De burgemeester van Córdoba, José María Bellido, verwelkomde de terugkeer van dit schilderij van het genie uit Cordoba naar het gemeentelijk erfgoed. De gemeenteraadslid stelde dat de herdenkingen van de geboortedag van de schilder "clichés en stereotypen" over de kunstenaar hebben achtergelaten.

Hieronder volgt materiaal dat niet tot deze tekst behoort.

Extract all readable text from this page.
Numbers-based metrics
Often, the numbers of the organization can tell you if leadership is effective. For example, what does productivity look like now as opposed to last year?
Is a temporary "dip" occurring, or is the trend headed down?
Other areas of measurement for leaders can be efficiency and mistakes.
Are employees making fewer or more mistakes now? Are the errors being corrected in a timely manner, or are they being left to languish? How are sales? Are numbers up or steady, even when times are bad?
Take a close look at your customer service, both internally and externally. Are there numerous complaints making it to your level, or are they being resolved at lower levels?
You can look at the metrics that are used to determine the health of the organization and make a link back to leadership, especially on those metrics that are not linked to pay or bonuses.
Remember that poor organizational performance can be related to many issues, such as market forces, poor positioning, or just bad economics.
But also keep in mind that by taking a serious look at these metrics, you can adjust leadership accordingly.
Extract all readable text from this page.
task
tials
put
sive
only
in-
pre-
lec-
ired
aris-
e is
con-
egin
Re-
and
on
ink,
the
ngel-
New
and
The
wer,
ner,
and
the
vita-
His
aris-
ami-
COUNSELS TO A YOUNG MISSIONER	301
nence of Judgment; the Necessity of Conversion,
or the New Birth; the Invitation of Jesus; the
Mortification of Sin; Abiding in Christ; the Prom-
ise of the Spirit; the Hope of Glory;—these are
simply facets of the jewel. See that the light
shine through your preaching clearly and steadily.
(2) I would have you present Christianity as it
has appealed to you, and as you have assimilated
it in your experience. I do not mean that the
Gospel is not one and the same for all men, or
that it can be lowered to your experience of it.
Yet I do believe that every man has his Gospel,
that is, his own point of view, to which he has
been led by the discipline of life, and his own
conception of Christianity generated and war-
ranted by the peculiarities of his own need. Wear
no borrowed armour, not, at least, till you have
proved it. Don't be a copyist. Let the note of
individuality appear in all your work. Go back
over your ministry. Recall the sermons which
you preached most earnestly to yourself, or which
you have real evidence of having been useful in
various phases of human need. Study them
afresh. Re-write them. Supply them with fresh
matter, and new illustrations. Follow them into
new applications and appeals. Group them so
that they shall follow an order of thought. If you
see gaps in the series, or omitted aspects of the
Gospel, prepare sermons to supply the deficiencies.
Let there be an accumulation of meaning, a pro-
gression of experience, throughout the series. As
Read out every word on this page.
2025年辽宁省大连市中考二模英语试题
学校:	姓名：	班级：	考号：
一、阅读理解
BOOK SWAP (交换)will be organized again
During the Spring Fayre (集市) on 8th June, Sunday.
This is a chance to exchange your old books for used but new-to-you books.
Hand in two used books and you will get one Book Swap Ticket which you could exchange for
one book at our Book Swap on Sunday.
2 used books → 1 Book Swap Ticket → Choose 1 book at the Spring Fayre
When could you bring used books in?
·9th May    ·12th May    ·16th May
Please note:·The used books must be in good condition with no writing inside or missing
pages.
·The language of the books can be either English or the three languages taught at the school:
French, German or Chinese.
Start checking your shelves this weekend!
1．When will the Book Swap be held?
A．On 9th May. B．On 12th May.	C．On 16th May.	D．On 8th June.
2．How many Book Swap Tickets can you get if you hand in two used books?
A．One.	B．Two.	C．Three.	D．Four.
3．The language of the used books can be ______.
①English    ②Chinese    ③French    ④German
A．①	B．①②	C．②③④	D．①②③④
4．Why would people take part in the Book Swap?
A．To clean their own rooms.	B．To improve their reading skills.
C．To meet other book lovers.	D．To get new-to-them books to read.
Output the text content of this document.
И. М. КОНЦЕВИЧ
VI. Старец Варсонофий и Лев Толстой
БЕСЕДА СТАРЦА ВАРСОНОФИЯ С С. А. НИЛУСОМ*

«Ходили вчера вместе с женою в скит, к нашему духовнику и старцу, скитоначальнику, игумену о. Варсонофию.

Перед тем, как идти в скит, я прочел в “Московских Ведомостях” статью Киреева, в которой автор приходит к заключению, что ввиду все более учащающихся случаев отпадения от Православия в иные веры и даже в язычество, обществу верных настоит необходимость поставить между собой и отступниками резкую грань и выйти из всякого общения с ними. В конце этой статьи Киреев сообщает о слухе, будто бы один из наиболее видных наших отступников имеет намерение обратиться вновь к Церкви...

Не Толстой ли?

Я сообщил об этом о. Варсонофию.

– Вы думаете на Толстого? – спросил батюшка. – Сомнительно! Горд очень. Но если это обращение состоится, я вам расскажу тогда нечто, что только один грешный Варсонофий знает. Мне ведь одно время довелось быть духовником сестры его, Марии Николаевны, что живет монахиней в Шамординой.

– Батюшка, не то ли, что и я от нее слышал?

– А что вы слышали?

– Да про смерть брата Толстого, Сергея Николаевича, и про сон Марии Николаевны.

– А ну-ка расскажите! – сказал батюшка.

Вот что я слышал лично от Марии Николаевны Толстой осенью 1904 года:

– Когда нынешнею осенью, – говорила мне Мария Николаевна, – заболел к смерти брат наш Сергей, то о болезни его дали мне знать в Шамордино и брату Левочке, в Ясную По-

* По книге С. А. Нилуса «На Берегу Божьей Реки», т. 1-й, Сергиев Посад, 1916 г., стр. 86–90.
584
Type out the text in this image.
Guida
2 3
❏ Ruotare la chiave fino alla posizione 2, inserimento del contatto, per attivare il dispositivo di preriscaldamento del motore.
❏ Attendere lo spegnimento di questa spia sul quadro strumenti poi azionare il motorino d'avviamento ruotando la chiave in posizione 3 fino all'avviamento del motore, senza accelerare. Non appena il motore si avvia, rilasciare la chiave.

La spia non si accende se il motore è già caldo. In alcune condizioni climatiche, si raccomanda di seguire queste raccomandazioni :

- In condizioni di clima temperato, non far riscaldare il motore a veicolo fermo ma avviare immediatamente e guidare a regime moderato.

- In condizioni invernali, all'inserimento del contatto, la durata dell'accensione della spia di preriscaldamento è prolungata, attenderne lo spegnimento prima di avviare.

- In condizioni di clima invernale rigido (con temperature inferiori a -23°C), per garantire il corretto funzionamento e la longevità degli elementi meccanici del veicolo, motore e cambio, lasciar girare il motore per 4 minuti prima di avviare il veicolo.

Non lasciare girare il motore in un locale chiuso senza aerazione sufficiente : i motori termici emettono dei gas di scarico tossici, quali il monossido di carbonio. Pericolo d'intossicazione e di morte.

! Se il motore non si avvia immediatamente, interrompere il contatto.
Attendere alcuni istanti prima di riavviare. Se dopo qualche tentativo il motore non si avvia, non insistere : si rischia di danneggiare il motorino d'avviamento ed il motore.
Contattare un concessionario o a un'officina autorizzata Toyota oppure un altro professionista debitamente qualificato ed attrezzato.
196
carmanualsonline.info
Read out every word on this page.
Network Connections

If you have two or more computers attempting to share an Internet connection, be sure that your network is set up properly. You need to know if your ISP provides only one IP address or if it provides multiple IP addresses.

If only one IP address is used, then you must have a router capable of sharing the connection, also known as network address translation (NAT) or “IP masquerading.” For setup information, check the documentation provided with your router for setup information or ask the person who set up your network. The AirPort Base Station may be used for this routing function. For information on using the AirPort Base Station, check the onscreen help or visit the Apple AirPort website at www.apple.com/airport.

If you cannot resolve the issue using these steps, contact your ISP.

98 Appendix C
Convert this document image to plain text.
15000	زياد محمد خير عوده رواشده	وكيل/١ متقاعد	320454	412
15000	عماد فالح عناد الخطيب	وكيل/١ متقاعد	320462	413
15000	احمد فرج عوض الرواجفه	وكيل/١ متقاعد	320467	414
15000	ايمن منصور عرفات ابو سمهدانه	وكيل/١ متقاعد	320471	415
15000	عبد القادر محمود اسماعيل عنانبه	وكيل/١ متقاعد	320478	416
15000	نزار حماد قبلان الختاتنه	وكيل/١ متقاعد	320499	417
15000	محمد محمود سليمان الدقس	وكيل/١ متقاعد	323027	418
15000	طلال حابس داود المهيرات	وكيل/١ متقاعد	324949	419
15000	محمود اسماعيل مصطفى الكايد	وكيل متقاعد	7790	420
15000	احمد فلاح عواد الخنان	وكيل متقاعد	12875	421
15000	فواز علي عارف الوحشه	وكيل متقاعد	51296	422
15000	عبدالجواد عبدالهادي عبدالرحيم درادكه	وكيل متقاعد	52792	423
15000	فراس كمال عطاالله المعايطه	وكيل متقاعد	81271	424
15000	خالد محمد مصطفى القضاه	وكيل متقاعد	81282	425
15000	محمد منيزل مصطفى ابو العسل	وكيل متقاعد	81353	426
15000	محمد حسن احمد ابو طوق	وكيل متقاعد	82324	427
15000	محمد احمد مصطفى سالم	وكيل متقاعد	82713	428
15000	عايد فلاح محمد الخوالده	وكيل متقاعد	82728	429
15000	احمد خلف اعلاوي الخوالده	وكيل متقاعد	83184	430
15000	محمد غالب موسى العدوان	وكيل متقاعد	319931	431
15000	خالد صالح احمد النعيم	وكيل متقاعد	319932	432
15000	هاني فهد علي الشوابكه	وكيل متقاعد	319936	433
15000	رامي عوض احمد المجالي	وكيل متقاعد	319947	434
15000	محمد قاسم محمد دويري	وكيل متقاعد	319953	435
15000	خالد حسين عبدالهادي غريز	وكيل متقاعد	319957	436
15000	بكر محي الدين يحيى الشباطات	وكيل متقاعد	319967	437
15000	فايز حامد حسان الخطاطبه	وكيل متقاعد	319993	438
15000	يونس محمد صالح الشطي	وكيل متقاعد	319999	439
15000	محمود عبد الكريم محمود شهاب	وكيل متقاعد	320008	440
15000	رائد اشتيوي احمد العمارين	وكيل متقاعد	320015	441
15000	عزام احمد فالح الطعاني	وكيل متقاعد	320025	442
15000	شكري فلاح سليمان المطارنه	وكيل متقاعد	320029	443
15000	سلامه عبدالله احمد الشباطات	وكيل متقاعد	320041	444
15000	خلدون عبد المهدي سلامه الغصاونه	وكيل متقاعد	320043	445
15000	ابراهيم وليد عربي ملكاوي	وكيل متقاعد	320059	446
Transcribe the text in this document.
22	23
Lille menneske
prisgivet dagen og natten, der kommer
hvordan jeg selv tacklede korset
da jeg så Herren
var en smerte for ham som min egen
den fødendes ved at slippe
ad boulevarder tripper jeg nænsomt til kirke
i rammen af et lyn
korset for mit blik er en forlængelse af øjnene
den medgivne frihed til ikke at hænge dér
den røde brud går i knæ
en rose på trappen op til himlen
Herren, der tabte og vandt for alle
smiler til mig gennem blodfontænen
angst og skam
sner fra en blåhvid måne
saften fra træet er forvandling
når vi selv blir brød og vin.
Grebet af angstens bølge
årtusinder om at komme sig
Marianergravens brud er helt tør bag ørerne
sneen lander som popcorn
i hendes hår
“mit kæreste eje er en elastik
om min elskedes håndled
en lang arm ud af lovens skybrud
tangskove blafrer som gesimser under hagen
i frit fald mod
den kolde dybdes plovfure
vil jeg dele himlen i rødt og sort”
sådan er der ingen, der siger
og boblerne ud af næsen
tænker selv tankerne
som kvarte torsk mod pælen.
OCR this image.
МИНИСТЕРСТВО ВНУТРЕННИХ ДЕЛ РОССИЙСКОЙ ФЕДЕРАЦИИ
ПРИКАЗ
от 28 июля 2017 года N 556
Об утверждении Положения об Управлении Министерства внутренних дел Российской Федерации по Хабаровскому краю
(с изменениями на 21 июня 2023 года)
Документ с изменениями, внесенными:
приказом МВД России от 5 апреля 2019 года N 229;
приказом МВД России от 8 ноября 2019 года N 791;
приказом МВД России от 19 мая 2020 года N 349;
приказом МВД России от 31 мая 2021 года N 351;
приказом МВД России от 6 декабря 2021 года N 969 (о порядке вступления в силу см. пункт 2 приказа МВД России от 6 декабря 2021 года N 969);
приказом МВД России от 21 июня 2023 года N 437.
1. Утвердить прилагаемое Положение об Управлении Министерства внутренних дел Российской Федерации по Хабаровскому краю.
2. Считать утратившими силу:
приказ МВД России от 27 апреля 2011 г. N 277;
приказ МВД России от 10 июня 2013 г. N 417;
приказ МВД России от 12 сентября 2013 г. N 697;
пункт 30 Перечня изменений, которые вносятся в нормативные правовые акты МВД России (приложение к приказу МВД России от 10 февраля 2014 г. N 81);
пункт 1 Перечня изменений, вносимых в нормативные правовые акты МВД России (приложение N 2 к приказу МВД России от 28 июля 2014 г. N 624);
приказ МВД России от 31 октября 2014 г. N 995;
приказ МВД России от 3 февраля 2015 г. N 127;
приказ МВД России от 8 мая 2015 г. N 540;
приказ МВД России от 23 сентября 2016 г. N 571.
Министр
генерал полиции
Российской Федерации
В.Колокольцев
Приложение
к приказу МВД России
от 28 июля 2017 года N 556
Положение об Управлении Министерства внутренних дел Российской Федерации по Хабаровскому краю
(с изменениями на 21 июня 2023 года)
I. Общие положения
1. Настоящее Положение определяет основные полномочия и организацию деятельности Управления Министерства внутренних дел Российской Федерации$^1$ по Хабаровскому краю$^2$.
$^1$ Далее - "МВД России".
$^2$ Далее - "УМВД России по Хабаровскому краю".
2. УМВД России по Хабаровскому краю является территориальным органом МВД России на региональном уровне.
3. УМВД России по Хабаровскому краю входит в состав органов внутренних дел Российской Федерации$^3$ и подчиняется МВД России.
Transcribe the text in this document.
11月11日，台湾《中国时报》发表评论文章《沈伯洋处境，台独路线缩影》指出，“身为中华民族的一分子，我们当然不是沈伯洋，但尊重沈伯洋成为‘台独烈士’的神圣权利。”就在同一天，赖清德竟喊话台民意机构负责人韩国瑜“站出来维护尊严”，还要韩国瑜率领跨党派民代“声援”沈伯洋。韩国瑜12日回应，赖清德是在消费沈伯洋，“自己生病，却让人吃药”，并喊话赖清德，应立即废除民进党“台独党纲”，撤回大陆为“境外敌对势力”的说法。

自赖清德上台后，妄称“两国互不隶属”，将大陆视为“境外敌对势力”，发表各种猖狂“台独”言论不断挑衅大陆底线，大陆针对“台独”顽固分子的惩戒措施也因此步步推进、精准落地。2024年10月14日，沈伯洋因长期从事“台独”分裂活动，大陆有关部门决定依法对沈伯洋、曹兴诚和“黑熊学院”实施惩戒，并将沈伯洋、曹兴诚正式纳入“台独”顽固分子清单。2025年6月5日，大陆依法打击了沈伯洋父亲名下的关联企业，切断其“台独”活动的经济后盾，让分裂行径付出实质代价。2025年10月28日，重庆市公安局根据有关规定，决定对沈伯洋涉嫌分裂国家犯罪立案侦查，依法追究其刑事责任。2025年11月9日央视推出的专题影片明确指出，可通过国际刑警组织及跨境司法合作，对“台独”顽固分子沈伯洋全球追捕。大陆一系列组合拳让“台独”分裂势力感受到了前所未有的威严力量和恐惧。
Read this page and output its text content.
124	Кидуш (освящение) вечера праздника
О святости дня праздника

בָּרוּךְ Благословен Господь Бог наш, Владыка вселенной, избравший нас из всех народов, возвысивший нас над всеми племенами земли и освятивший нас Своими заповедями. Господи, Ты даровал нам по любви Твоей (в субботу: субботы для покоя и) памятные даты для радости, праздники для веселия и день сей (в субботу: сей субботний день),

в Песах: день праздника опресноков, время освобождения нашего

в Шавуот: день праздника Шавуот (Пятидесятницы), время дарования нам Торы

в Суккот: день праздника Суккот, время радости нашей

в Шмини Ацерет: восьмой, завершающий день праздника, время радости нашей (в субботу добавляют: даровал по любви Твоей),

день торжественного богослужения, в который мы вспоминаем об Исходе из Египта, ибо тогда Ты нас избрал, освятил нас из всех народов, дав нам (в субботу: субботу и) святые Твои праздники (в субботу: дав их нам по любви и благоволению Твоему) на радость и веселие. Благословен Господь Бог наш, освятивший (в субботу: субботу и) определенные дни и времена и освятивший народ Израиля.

Rivaliteit , dat nu te zien is in Zaal VI van het Julio Romero de Torres Museum , tussen twee andere grote werken van de kunstenaar, zoals La chiquita piconera en La Gracia , toont twee vrouwen die vechten om de aandacht van een man, gesymboliseerd door een Cordova-hoed. De modellen waren Margarita Goudoun, een Russische danseres, en het Franse model Asunción Vouet.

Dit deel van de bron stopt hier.